Coulibaly then competed in the 2013 World Taekwondo Championships where he reached the round of 32 of the lightweight competition, before losing 8–3 to Russian Albert Gaun. Coulibaly's next major competition was the 2015 World Taekwondo Championships where he competed in the lightweight. In the round of 64 he beat Qatari Mohammed Hamooda 10–2. He then won his round of 32 fight 5–1 against Bulgarian Teodor Georgiev before beating Frenchman Torann Maizeroi 5–4 in the round of 16. In the quarterfinals, Coulibaly beat Júlio Ferreira of Portugal 9–5 to progress to the semi-finals. He faced Uzbek Nikita Rafalovich in the semi-final and lost 4–3, and, therefore, won a bronze medal which was Mali's only medal in the championships.

Coulibaly won a bronze medal in the Moscow leg of the 2015 World Taekwondo Grand Prix in the 80 kg competition. Coulibaly won his first international gold medal at the 2015 African Games after beating Egyptian Seif Eissa in the final of the lightweight competition. Coulibaly qualified for the 2016 Summer Olympics by winning a silver medal in the −80 kg competition of the 2016 African Taekwondo Olympic Qualification Tournament. He lost to Oussama Oueslati of Tunisia in the final of the tournament.
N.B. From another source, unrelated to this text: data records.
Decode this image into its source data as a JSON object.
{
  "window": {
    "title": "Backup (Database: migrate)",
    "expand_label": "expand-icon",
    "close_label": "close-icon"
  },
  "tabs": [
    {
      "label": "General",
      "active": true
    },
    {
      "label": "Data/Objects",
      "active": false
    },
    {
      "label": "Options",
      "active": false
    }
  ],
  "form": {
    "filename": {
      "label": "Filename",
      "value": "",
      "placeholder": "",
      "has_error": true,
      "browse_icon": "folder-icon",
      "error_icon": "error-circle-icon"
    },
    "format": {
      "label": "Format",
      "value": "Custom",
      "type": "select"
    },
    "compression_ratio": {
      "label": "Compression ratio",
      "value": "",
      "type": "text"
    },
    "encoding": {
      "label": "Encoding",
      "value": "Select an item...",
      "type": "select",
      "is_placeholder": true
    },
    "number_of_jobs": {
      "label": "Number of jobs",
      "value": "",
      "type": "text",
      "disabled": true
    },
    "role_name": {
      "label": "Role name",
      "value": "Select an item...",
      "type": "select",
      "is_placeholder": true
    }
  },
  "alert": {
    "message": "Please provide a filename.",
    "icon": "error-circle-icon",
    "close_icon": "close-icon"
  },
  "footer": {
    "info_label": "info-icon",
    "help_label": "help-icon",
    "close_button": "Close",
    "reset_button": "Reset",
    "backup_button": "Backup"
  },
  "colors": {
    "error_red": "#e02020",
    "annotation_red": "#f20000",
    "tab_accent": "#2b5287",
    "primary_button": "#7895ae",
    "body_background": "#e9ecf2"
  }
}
===2016 Summer Olympics===
At the 2016 Summer Olympics in Rio de Janeiro, Brazil, Coulibaly competed in the 80kg competition. He was the eighth seed for the competition, out of 16 athletes. Before the competition started he told Africanews that, "“Being young I stopped my studies for this sport, honestly I regretted a lot, but on the other hand, I don’t regret it, because I am one of the best athletes in the world, and for that i don’t have many regrets and i know that my family is proud of me. i am going to continue fighting, I promise to win an Olympic medal and God willing i will do it." For the preliminary round, Coulibaly was drawn against Azerbaijani Milad Beigi. Beigi won the fight 13–6 and, therefore, Coulibaly was knocked out of the competition. Coulibaly was Mali's flag bearer for the closing ceremony of the Olympics.